Alan Greenspan est plutôt tendre avec les spéculateurs de la finance que nous sommes. Un peu trop même. Comme si le patron de la Banque centrale américaine faisait tout pour conforter les haussiers (baptisés «bulls» dans la ménagerie de la finance, les pessimistes étant des ours ou «bears») dans leur idée que la Bourse américaine peut monter jusqu'au ciel. Jugez plutôt.

Mardi 29 juin, 20 h 15: la Réserve fédérale (Fed) relève les taux d'intérêt de 4,75% à 5%. Ce mouvement fait craindre un tassement de la conjoncture, et par conséquent des bénéfices futurs des entreprises.
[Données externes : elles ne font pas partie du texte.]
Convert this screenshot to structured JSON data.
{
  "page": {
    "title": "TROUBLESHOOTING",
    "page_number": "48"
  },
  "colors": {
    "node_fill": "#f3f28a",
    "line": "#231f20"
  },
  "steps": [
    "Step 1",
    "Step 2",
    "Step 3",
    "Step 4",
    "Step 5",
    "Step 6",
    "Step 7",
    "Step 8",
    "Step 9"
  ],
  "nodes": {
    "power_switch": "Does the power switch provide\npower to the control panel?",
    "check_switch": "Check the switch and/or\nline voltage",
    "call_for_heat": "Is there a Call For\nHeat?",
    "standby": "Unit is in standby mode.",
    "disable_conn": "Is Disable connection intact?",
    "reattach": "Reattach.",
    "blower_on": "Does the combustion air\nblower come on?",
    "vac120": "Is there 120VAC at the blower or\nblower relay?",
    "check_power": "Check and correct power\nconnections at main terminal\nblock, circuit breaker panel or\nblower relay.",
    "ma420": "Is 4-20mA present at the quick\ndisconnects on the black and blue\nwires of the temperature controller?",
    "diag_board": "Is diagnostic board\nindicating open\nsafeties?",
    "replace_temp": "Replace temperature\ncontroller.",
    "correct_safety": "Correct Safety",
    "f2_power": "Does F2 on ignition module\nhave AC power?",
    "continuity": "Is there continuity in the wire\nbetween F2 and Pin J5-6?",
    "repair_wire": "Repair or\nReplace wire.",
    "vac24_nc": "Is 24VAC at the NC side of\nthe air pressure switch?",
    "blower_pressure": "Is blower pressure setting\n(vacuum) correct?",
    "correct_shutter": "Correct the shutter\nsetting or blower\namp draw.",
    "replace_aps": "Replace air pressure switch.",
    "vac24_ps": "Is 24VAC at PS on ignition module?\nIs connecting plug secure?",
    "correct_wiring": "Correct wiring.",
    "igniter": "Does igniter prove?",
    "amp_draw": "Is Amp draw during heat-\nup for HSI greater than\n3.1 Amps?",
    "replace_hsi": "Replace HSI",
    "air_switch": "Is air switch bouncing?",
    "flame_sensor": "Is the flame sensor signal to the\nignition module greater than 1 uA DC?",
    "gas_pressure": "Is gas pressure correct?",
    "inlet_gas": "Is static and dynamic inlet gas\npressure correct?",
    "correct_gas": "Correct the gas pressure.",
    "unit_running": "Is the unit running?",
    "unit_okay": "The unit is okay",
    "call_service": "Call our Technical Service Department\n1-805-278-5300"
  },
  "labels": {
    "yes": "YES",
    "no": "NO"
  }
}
A cela s'ajoute le fait que la valeur actuelle de ces mêmes bénéfices diminue lorsque les taux d'intérêt augmentent. Cette décision est donc doublement négative pour les investisseurs en Bourse. Mais pourquoi diable le Dow Jones s'est-il envolé à la nouvelle? D'une part, depuis plus d'un mois, Alan Greenspan nous y préparait à force d'allusions à peine voilées, genre «de modestes actions préventives évitent d'avoir recours par la suite à des interventions plus radicales qui pourraient déstabiliser l'économie». D'autre part et surtout, il nous annonce qu'une petite hausse d'un quart de point paraît suffisante «vu les perspectives incertaines de rééquilibrage des forces contradictoires de l'économie»: phraséologie caractéristique de A. Greenspan qui peut prêter à deux interprétations au moins.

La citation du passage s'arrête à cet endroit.